In reality, there is no doubt that Biden has won the presidency. Despite the Trump campaign’s volley of low-quality lawsuits and parking lot press conferences proclaiming non-existent mass voter fraud, Biden’s win has been clear for weeks.

Still, Alexander keeps up the pretense of doubt:

“My hope is that the loser of this presidential election will follow Al Gore’s example, put the country first, congratulate the winner and help him to a good beginning of the new term,” he added after noting that Gore conceded 37 days after the election.

In 2000, the election all hung on a few hundred votes in Florida, which led to recounts and ultimately the infamous Supreme Court case. Biden is ahead by nearly 6 million votes in all, and up by over 12,000 votes in his slimmest margin of victory in Georgia.

That Alexander, with nothing politically to lose, produced such a mealy-mouthed statement sheds light on the general Republican compliance to go along with Trump’s charade.

Only Sen. Mitt Romney (R-UT) has strongly denounced Trump’s actions as “undemocratic.” A small group, including Sens. Lisa Murkowski (R-AK) and Ben Sasse (R-NE), has at least admitted that Biden is president-elect. But the vast majority of elected Republicans have either kept silent or helped Trump cast doubt on the election.

Trump’s most recent gambit to steal the election involves wining and dining state-level Republicans at the White House, raising alarm that he’ll try to convince them to sway electors his way in states he lost. A Michigan delegation is set to meet with Trump Friday afternoon.

The primary buffer protecting the democracy at this juncture is the margin of Biden’s win.
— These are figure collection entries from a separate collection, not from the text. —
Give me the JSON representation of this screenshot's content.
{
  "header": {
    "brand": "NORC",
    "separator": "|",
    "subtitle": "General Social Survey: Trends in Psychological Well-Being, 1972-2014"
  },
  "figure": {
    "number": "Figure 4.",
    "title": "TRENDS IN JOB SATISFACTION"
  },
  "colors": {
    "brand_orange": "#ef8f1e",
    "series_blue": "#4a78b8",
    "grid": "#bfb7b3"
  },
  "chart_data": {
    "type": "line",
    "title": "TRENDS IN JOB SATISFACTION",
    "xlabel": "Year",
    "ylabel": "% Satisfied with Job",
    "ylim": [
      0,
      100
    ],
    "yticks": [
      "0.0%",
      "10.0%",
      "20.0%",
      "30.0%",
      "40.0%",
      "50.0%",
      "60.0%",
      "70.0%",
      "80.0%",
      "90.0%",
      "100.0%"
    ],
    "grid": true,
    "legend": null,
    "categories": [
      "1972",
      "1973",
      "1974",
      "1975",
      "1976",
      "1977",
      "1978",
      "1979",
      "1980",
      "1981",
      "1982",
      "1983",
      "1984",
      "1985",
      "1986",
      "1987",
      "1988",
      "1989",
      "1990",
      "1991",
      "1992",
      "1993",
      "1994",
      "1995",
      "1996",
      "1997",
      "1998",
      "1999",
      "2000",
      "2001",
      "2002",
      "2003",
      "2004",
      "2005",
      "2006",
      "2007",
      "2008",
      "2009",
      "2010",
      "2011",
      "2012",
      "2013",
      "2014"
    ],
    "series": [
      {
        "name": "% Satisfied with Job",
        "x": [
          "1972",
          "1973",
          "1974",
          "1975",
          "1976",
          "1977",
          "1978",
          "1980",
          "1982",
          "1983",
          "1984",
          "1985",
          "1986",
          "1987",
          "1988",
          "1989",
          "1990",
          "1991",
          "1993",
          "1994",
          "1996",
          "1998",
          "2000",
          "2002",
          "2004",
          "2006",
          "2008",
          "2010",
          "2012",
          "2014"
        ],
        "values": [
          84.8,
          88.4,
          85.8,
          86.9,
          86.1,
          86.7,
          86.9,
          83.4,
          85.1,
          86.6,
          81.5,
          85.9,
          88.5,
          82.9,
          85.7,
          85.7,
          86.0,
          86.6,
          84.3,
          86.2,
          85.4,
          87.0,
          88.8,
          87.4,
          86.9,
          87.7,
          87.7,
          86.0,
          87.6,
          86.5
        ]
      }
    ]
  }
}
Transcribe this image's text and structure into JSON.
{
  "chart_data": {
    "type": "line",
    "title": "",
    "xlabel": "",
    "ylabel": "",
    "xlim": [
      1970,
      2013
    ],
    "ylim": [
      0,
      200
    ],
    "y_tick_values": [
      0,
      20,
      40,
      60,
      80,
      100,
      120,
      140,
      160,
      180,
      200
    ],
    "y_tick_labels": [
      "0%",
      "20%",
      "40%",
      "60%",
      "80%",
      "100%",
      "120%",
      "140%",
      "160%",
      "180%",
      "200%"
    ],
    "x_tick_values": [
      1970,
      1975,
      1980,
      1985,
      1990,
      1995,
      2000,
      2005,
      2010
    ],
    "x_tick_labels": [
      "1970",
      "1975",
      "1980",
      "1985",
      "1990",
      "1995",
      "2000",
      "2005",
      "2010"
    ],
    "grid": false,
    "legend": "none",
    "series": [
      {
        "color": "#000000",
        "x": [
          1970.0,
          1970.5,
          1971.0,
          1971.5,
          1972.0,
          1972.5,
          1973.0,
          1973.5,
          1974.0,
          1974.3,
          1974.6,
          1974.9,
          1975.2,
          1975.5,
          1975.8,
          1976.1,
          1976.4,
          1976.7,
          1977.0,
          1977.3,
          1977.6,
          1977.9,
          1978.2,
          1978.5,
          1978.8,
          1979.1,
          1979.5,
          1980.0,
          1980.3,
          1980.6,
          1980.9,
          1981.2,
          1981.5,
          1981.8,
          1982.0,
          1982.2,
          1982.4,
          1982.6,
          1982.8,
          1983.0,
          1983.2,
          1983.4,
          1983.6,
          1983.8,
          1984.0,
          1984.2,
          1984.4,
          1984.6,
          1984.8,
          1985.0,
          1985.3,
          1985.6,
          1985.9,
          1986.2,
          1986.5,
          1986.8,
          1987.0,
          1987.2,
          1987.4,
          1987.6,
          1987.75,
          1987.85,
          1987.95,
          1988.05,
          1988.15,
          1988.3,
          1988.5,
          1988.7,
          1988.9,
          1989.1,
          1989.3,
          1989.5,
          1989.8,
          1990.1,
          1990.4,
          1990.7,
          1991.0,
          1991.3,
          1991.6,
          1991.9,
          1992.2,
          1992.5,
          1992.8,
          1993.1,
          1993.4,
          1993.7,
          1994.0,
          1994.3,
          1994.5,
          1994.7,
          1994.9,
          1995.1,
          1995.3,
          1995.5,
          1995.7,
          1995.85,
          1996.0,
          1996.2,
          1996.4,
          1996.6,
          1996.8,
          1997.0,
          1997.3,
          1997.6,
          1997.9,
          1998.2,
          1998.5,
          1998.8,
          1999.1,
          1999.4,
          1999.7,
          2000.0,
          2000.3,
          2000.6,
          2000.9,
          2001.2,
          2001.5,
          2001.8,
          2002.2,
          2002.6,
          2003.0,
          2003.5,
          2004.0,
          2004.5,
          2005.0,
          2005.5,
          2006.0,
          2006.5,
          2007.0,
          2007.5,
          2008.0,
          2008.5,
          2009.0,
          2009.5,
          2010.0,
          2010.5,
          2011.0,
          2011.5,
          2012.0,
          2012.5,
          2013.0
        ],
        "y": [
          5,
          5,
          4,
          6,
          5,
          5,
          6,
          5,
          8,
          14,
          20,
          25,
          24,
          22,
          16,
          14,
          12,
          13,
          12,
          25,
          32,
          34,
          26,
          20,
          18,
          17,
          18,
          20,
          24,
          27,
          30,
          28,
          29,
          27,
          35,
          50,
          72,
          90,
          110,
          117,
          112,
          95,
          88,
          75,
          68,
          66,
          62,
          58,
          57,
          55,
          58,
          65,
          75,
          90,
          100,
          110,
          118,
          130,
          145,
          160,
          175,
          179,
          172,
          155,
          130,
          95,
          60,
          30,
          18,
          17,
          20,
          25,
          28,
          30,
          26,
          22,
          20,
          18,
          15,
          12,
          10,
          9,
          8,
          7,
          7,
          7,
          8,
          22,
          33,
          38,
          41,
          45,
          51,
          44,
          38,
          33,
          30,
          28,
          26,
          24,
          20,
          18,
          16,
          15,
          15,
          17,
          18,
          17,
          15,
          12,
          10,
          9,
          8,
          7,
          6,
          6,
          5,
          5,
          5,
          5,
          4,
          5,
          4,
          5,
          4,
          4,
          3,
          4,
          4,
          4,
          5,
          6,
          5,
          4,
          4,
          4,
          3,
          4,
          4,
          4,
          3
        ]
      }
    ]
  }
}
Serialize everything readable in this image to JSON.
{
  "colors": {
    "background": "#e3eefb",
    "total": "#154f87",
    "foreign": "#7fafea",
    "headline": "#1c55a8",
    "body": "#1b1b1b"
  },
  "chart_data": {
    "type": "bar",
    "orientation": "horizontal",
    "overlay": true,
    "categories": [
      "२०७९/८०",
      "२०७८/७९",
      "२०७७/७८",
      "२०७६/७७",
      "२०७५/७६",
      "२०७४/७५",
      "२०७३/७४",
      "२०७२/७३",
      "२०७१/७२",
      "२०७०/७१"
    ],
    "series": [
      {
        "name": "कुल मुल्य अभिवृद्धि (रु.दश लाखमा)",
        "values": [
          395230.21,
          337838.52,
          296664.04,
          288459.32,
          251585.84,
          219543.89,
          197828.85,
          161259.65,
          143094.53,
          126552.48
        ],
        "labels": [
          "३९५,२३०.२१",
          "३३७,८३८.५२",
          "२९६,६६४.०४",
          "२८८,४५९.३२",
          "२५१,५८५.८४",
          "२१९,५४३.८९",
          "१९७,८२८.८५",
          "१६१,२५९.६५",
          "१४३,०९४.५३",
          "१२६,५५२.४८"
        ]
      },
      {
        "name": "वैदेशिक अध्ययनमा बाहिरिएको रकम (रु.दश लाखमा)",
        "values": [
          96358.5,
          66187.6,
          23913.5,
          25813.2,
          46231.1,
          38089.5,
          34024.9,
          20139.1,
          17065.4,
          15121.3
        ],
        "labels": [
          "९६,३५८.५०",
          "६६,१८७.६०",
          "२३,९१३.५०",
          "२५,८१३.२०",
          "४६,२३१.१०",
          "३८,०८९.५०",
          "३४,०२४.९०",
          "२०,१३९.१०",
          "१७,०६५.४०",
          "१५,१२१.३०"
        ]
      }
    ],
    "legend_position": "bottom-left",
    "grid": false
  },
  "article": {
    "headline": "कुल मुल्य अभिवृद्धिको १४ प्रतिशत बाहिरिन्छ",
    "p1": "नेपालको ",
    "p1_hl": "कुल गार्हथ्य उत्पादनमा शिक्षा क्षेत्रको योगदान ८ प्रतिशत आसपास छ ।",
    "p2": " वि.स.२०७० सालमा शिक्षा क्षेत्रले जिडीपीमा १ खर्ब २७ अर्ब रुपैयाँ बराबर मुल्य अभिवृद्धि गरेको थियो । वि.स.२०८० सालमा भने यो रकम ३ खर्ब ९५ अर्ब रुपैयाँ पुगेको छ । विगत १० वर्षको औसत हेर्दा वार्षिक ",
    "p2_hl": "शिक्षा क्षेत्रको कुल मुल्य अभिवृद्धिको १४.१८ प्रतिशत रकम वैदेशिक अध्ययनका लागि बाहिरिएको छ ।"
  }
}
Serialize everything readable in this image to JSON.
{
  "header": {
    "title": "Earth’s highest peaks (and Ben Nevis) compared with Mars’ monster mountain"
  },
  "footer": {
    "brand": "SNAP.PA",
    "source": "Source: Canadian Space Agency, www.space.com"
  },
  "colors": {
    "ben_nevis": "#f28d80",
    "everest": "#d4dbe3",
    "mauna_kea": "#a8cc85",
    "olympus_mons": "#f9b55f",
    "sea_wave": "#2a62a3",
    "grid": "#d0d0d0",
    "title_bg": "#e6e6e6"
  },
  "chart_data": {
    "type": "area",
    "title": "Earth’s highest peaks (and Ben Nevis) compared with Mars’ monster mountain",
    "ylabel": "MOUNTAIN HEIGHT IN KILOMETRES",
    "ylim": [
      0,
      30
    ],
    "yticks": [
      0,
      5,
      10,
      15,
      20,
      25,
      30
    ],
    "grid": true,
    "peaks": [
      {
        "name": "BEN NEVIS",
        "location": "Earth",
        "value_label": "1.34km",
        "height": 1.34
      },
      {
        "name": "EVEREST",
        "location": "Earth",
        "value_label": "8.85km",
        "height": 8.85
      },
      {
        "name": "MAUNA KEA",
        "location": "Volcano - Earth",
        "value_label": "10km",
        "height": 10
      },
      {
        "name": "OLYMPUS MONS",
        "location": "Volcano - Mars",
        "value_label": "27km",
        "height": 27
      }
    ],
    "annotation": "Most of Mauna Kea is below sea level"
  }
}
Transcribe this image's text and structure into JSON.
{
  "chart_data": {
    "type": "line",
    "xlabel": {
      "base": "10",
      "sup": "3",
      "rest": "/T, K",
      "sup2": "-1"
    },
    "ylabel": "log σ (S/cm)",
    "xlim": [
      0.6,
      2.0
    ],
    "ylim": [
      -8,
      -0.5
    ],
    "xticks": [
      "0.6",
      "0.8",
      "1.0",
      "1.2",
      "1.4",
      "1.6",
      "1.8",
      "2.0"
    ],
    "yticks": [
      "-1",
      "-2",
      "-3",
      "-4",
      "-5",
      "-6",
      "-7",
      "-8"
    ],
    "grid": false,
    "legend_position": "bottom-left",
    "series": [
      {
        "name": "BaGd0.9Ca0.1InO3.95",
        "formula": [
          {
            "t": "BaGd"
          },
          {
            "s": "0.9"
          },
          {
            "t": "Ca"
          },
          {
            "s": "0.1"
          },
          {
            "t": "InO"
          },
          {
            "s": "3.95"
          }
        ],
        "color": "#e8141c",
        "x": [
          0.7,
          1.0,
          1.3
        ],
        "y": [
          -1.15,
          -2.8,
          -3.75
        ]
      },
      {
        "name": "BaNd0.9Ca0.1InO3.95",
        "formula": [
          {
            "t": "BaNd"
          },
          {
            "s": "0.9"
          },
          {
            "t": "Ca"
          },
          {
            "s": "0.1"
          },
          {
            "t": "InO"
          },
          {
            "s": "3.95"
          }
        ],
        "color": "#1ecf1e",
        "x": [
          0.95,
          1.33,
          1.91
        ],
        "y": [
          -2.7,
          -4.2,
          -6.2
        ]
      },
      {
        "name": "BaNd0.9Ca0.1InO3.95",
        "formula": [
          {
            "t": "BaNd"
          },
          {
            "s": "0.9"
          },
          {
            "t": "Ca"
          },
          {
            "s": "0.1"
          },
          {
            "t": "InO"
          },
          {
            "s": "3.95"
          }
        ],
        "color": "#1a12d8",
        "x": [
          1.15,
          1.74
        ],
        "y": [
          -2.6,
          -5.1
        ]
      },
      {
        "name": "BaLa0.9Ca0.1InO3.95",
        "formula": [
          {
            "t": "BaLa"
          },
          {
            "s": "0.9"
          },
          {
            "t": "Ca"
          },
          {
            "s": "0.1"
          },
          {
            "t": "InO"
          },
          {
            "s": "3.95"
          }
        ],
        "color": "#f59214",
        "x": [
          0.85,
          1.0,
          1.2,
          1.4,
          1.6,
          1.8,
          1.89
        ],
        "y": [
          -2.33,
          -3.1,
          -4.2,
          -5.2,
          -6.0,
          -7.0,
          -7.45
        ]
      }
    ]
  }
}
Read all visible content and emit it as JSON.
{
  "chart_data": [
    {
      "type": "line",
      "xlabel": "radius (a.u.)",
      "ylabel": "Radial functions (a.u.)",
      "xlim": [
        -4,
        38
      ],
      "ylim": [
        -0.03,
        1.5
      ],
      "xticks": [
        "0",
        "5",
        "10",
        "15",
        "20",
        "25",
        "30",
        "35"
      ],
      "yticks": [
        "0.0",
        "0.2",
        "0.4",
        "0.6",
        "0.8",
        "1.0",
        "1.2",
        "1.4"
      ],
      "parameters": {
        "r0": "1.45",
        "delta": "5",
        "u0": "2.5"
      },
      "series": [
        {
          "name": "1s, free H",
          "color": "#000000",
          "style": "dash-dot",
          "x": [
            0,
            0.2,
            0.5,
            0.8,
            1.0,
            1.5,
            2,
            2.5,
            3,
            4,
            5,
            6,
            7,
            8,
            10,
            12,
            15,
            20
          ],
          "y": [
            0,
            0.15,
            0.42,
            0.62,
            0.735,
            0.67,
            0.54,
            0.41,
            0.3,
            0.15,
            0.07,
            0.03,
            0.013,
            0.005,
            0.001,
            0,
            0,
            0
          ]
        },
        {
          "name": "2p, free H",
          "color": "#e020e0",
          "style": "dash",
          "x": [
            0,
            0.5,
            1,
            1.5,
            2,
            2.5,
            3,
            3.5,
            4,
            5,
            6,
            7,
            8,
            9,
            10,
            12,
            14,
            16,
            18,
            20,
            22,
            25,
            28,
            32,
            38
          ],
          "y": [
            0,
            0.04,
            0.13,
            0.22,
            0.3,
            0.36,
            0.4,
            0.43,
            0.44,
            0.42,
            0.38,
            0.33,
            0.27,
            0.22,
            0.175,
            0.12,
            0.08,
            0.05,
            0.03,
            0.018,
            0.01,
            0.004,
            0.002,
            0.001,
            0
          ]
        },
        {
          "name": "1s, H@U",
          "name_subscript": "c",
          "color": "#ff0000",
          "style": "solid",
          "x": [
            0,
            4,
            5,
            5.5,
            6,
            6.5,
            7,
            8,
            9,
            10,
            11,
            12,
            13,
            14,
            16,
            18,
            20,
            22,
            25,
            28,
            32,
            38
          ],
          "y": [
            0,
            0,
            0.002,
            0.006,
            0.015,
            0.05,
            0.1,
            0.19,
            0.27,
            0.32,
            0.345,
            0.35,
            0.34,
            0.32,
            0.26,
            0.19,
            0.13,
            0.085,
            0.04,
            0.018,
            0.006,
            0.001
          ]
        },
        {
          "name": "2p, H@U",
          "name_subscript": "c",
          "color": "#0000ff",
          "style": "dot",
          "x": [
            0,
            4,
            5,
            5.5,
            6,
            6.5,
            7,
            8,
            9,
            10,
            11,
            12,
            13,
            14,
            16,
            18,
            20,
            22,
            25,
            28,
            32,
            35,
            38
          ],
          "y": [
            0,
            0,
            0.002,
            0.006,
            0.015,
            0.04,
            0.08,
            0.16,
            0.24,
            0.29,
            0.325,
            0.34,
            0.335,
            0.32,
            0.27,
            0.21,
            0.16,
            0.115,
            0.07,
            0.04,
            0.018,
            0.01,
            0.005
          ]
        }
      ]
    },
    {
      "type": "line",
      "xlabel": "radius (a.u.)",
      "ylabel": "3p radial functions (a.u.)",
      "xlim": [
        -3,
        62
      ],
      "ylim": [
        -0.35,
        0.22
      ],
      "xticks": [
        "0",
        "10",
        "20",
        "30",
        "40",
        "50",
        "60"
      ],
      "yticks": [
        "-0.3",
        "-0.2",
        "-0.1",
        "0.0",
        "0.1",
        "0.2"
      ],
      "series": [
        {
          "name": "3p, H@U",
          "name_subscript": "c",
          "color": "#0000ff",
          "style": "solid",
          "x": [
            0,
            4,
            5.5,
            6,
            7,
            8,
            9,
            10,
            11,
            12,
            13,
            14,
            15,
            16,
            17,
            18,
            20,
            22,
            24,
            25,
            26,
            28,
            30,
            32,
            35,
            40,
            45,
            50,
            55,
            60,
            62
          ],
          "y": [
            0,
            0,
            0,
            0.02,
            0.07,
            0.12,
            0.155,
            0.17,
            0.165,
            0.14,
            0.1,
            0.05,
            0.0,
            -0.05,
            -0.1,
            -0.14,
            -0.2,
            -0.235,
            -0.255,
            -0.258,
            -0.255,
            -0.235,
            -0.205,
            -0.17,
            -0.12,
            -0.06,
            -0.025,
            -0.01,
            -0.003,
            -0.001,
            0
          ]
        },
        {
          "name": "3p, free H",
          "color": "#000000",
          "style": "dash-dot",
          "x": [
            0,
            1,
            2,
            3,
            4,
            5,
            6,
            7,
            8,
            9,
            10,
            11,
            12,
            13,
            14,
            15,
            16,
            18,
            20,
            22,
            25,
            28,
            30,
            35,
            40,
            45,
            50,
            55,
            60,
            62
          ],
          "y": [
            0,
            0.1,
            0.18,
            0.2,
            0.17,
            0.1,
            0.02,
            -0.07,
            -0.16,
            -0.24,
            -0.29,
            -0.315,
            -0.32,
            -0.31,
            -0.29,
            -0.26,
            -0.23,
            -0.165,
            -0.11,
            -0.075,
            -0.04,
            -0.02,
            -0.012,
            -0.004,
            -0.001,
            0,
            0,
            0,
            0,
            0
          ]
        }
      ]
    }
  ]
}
Trump would have to get elected officials and institutions on board with his attempted coup in so many states —many of which have Democrats in key positions of power — to overturn the results as to make his attempts futile.

Biden said Thursday that Trump’s attempted coercion of the Michigan delegation is “going to be another incident where he will go down in history as being one of the most irresponsible presidents in America history.”